The problem, in my eyes, anyway, is that being nearly 28 years old and still telling people that I want to be a writer reeks of pretension. It conjures images of people with fake glasses (“C’mon man, those fucking things don’t even have lenses.”) sitting in a coffee shop working in their own criticism-free bubble because they can’t afford an internet connection. It feels like showing off something I haven’t actually earned because to say you’re a writer automatically gives people the impression that you are, in some way, learned and disciplined and intellectual when that is rarely the actual case. It feels like I can say I want to be a writer instead of a carpenter or plumber because I have reached the pique of humanity and no longer need to develop the necessary skills to survive. Like the greek philosophers before me, my contribution to humanity will be in the form of thoughts that no one else has had. That, my friends, is not something I feel good about.
But then I pick up Bradbury. My hero. My idol. And, as it may very well turn out, my savior.
I’ve been reading his Zen in the Art of Writing and he speaks of writing as never growing up. It’s how he kept himself young until the day he died at age 91. He held onto his childhood fears and explored them as an adult. He viewed the world through the curious and giddy eyes of a child and used that constant inspiration to fuel his imagination. He didn’t let the pressures and expectations of a typical adult seep in and poison what he knew to be his creative lifeline.
The world places pressure on us to be a certain way. In childhood, it’s to conform to the latest trends – to fit in. We’re taught to follow direction, walk in line, be complacent. In adulthood, we can more easily let go of those things as we grow comfortable in our skin. We stop caring so much about fitting in. We totally ignore trends. We get better at choosing when to follow direction and when to improvise. We break out of the line. Our ambition ensures we’re never complacent. Instead, adulthood leads to new tics and commands. We’re told to be responsible. Start a family. Pay your bills. Keep out of trouble.
It’s not that I don’t agree with these lessons and commands. My problem, then, is the question of whether they can be separate from the creative life that is necessarily stuck in childhood or if there is a way to intertwine the two without undue stresses? Can I work a professional job to pay my bills while balancing a family and live half of my life in a fantasy world driven by my imagination and fears?
A better question, then: Is there a choice? Writing is what makes me happy. Over the past year and a half or so, I’ve found the chances of success as a writer of any kind slowly seeming slimmer and slimmer as my ego takes its beatings like a good soldier. Money and success are becoming less of a motivator to keep going. It has to be that way because, as I’ve learned and have had to accept, 95% of people that call themselves “artists” either hold other jobs to make ends meet or barely eke out a living in their art form. Plain and simple, that’s the reality of pursuing this sort of dream. Artists, by and by, are contractors and contractors work job-to-job with no guarantee that the one they’re working now won’t be the last one they ever work.
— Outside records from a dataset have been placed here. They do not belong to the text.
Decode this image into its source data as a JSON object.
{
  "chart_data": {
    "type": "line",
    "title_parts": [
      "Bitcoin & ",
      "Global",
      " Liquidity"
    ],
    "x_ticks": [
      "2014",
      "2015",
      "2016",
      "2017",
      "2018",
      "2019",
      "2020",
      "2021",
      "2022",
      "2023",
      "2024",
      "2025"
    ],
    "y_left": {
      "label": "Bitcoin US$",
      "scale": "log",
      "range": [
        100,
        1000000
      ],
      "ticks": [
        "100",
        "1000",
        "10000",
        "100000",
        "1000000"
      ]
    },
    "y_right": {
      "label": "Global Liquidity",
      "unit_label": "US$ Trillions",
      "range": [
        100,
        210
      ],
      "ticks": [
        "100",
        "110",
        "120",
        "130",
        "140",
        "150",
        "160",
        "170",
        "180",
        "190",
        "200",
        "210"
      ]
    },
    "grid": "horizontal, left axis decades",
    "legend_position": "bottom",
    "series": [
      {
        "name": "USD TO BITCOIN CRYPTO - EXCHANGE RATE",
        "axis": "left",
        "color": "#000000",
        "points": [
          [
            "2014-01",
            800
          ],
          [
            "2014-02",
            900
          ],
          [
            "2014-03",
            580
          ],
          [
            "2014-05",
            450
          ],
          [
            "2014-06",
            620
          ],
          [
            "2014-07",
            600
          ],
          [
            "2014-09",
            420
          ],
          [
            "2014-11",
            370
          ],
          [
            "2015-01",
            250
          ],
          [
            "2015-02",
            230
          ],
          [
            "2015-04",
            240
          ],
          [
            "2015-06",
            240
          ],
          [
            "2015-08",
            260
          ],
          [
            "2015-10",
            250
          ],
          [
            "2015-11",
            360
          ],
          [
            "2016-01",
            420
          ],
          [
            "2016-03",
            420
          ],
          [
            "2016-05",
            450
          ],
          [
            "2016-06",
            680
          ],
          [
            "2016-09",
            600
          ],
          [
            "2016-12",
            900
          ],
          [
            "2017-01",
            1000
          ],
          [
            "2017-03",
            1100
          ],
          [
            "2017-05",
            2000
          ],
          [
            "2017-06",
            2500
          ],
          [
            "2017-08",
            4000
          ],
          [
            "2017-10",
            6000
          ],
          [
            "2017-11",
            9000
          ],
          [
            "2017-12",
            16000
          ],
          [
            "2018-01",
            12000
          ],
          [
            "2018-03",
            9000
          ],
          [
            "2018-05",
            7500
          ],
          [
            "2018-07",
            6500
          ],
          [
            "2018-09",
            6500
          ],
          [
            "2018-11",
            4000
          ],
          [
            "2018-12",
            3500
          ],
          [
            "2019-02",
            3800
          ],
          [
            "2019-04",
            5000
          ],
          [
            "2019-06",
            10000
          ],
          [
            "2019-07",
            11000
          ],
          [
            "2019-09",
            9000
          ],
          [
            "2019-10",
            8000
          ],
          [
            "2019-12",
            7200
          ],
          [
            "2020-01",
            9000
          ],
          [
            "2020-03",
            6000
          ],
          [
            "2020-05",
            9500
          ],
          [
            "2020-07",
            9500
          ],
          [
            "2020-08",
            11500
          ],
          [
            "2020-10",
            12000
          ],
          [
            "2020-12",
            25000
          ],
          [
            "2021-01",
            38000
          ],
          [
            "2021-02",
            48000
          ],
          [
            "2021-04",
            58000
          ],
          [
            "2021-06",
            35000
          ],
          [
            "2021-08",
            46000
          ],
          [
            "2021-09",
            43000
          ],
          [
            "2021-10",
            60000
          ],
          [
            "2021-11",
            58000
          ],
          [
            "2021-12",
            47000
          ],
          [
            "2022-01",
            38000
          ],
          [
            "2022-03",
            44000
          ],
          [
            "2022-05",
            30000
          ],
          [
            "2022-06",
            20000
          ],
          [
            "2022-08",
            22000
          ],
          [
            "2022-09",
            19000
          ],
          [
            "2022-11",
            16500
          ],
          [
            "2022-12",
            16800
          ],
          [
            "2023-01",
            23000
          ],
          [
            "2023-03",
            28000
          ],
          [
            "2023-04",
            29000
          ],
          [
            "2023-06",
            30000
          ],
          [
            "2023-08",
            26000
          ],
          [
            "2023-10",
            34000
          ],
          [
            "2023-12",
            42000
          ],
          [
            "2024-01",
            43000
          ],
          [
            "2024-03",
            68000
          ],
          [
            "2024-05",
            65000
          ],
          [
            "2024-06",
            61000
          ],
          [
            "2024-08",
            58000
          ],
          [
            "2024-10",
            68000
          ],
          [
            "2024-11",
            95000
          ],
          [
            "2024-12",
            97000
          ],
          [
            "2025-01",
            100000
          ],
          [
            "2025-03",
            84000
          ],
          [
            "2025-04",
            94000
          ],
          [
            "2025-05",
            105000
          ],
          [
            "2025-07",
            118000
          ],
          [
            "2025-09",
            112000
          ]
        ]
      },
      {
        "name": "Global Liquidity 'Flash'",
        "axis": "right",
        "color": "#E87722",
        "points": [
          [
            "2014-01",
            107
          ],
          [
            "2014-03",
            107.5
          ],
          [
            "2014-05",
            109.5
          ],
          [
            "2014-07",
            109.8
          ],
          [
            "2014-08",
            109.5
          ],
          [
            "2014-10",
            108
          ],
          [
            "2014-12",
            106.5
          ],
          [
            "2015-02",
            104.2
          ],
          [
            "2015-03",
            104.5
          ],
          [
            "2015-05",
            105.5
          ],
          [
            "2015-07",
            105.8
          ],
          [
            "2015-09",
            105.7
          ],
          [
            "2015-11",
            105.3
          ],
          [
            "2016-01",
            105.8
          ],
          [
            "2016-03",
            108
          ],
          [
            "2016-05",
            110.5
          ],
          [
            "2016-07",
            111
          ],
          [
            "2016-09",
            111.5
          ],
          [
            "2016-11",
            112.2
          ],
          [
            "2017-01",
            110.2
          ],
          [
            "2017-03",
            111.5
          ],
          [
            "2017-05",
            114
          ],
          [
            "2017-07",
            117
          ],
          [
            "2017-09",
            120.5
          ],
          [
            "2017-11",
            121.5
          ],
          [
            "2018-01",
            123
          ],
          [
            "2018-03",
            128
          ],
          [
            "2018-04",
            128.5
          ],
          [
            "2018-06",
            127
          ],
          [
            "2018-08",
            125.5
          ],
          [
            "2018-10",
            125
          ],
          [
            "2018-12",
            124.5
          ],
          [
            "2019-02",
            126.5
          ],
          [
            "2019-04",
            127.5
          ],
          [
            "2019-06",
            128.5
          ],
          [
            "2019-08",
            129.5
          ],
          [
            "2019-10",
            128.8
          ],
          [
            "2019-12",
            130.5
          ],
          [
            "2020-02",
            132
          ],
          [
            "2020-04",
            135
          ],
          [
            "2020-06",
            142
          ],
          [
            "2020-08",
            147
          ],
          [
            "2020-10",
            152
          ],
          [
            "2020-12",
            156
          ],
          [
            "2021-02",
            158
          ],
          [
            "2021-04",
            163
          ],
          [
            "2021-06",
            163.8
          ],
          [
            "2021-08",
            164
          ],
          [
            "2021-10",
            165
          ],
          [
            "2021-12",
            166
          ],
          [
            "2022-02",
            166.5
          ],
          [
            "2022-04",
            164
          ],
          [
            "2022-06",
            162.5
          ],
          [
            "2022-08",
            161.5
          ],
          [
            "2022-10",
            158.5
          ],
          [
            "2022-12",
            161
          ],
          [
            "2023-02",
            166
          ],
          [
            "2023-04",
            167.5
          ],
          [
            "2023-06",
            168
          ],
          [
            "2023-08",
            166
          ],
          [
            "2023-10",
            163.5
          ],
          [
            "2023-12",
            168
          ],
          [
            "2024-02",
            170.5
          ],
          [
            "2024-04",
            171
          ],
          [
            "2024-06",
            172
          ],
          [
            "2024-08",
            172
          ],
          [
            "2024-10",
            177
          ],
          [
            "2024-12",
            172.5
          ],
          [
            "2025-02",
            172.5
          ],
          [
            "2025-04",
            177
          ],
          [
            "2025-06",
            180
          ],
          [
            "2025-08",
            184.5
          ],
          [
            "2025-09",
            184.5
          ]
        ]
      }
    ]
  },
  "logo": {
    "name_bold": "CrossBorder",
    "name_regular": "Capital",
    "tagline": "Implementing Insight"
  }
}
There has to be more to keep going. For me, it may come down to the fact that I don’t want to let go of childhood. I have the same friends I’ve had since I was a kid, why can’t I have the same ambitions? Not only does it feel safe, it makes me happy. In a world where every day can be a struggle to please someone or to get by, my friends and my ambitions help me to look forward to the next day.
Ultimately, then, maybe becoming an adult isn’t about letting go of the things we held so dearly as children. Maybe being an adult is fulfilling those responsibilities while holding on to a youthful exuberance. Maybe the act of retreating into my childhood aspirations and letting them act as a reprieve and solution to the pressures of adult life is a good thing.
Maybe, like Bradbury, writing will keep me as young as I wish I still were.